Between the first and second generation
If a business fails to make it past that first exchange, it's normally due to the "founder's syndrome", says Dr Kazzaz.
"Usually one or two people - the founders - are strong entrepreneurs, who have strong abilities to build organisations and run businesses. The challenge here is leadership, because as soon as you grow in size you have to make sure you're not running it as a one-man show," he says.
To avoid this issue, owners can bring on board professional management to build an organisation's structure.
"By the time the business succeeds in establishing itself, the founders are usually in their late 50s or 60s and their concern is 'how can I pass this on to my kids'? That's the main challenge of the founder stage."
Once the children take over
In this stage, companies move away from being primarily centralised in structure, where one or two people make the key decisions.
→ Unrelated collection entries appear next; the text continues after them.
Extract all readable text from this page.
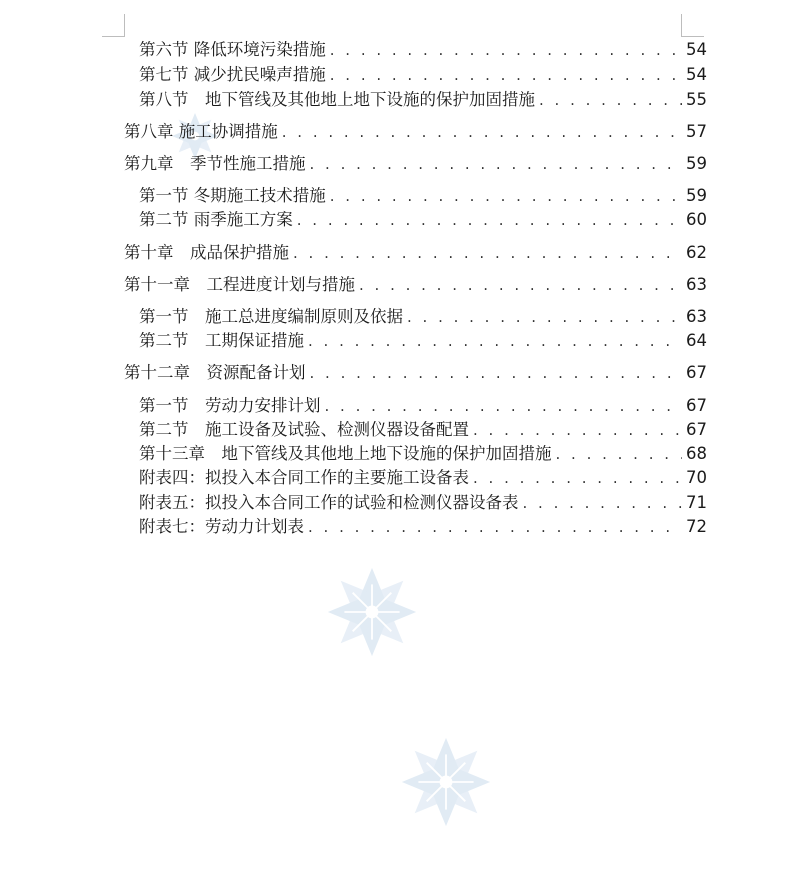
第六节 降低环境污染措施 . . .	54
第七节 减少扰民噪声措施 . . .	54
第八节　地下管线及其他地上地下设施的保护加固措施 . . .	55
第八章 施工协调措施 . . .	57
第九章　季节性施工措施 . . .	59
第一节 冬期施工技术措施 . . .	59
第二节 雨季施工方案 . . .	60
第十章　成品保护措施 . . .	62
第十一章　工程进度计划与措施 . . .	63
第一节　施工总进度编制原则及依据 . . .	63
第二节　工期保证措施 . . .	64
第十二章　资源配备计划 . . .	67
第一节　劳动力安排计划 . . .	67
第二节　施工设备及试验、检测仪器设备配置 . . .	67
第十三章　地下管线及其他地上地下设施的保护加固措施 . . .	68
附表四：拟投入本合同工作的主要施工设备表 . . .	70
附表五：拟投入本合同工作的试验和检测仪器设备表 . . .	71
附表七：劳动力计划表 . . .	72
They then become more decentralised for strategy and policymaking reasons.
"The challenge here is actually in building proper mechanisms and a stable culture - and also diversifying the business," says Dr Kazzaz. "What usually happens is the sibling children - the second generation - have different talents and interests."
That can lead siblings to create a more diversified company under the family's corporate umbrella. But how do they diversify without spreading business too thin? "I think you need to use a skilful combination of creativity and diversity on the one hand but proper governance on the other," says Dr Kazzaz.
"People get money and spend it on adventures, rather than business. You need to have the spirit of diversification but a proper governance mechanism on the financial side so these businesses are following proper financial steps."
The third generation steps in
This is the most challenging phase, says Dr Kazzaz, because if the business has survived this long it could last for additional generations. Yet in the Gulf, it's typically not the father or siblings who are in charge anymore.
"It's actually the extended family, usually the cousins," he says.
"This is where you need to ensure you have turned the family business into a corporation that has a base for strategic decision-making, a proper governance model and an extremely effective conflict resolution mechanism. Otherwise you have great successes in the first generation, but by the time it gets to the third it falls apart one way or another," Dr Kazzaz warns.